Trois couleurs: Bleu, un film sur le concept de liberté

Dans ce film, Kieslowski aborde le concept de liberté individuelle, mais une liberté imposée. À la suite d’un accident de voiture causant la mort de son époux et de sa jeune fille, la vie de Julie (Juliette Binoche) est bouleversée. À son réveil à l’hôpital, Julie n’a qu’un seul but, en finir avec la vie, puisqu’elle ne désire pas survivre à sa famille. Après avoir tenté de mettre fin à ses jours, Julie décide de repartir à zéro et d’effectuer table rase de son passé.

Ici Kieslowski nous propose une vision de la liberté liée à l’attachement aux êtres et aux choses: «Bleu, c’est la liberté, l’histoire du prix que nous payons pour elle. À quel point sommes-nous vraiment libres?». Dans cette optique, la liberté de Julie advient par la mort de sa famille. La liberté comme choix lui est désormais imposée. Elle se retrouve devant une multitude de choix individuels qui la renvoient constamment à sa propre liberté individuelle. Cependant, contrairement à son existence d’avant où sa liberté individuelle se heurtait à ses préoccupations familiales, elle se retrouve devant ce vide existentiel qu’engendre la liberté.

Un film sur la mémoire et le rapport au passé

Suite à la mort de sa famille, Julie tente d’oublier son passé, au risque d’oublier qui elle est. Son mari, célèbre compositeur dont l’œuvre demeure inachevée est désormais entre les mains de Julie. Empreinte de douleur due au deuil, elle ne désire pas poursuivre l’écriture de certaines pièces, puisque celles-ci lui rappellent sa vie d’avant.
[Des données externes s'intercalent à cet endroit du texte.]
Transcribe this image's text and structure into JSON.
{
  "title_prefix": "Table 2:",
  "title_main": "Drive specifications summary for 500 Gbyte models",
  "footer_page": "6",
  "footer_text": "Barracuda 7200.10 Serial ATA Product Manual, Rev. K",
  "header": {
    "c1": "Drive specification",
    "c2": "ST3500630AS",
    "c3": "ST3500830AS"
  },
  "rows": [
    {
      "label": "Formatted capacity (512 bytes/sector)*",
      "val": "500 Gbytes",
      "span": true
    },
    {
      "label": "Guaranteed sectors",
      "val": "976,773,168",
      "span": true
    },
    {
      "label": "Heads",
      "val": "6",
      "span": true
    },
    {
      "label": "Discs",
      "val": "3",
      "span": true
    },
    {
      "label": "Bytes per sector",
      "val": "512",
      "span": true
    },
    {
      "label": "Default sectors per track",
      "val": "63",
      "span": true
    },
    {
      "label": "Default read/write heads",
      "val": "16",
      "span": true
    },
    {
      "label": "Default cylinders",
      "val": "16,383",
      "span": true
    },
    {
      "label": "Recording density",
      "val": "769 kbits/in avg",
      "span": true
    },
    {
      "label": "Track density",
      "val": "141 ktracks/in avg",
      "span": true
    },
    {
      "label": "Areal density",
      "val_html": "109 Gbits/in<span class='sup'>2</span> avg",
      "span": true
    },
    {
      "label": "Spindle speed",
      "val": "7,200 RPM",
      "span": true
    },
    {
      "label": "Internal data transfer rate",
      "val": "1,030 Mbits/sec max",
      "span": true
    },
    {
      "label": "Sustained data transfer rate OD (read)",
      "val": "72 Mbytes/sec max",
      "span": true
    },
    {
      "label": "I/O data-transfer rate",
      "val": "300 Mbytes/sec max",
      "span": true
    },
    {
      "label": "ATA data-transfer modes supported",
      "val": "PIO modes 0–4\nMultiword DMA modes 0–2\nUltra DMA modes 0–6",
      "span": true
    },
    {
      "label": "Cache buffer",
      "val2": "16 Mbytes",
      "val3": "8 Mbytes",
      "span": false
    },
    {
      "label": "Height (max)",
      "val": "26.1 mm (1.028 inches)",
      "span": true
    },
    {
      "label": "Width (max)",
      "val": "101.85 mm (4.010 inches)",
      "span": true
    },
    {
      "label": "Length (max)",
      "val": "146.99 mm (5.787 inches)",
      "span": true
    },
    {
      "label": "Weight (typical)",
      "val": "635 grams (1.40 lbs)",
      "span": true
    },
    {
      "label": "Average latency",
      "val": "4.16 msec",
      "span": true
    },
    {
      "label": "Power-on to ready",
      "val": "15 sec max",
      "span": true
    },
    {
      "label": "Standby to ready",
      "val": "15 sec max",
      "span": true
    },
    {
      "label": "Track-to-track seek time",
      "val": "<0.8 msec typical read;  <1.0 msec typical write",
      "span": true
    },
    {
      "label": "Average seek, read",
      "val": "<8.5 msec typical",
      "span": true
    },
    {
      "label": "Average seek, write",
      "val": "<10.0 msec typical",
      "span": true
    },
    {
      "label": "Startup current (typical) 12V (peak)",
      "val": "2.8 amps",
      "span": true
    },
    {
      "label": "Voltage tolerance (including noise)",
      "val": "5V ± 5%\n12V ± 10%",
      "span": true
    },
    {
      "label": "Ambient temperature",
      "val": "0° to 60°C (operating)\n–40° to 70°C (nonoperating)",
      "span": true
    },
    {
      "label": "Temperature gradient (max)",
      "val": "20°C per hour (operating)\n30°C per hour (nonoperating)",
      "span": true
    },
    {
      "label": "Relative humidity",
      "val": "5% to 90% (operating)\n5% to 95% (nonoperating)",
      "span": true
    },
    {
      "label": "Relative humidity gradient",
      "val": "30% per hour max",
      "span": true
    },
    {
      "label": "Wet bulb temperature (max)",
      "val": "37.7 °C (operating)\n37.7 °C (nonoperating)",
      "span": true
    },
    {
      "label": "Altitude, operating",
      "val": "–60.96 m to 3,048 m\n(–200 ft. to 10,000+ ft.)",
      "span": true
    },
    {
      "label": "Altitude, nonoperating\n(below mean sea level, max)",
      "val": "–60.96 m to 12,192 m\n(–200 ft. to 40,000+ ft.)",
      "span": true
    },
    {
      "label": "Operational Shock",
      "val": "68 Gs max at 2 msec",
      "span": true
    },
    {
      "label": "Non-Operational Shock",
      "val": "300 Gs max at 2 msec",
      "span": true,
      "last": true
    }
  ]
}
Une nuit, elle a une aventure avec un jeune homme, Olivier (Benoît Régent) qui l’aime depuis toujours, cependant, la culpabilité et sa volonté de ne plus exister l’emportent et au petit matin, elle décide de tout vendre et de détruire tout ce qui lui rappelle son passé, à l’exception d’un petit lustre en bleu, dont les reflets permettent à Kieslowski de jouer avec la lumière qui est teintée par l’aspect et la thématique de la mort et donne un aspect froid et distant aux émotions de Julie: «Maintenant j’ai compris, je ne ferai plus qu’une chose: rien. Je n’ai plus de possessions, plus de souvenirs, d’amis, d’amours ou d’attaches. Tout ça, ce sont des pièges».

trois couleurs bleu

Une possible réconciliation, la liberté et l’acceptation

Par la thématique du deuil, Kieslowski nous propose une vision de la liberté comme acceptation. Bien que Julie vit recluse et solitaire, ne cherchant plus aucun attachement émotionnel, elle apprend par l’entremise des médias, l’existence de la maîtresse de son défunt mari, et que celle-ci attend l’enfant de celui-ci. Cette révélation la choque, mais provoque chez elle une prise de conscience et que son existence ne se limite pas à la présence et à l’expérience de l’autre. Cette révélation, bien que douloureuse, lui permet de terminer son deuil et d’accepter que désormais, elle est libre de choisir, d’aimer à nouveau. Bien qu’elle crût avoir détruit toutes les partitions de son défunt mari, elle constate qu’Olivier en avait conservé une copie, et décide à l’aide de celui-ci, de poursuivre et conclure l’œuvre, de terminer ce chapitre de sa vie.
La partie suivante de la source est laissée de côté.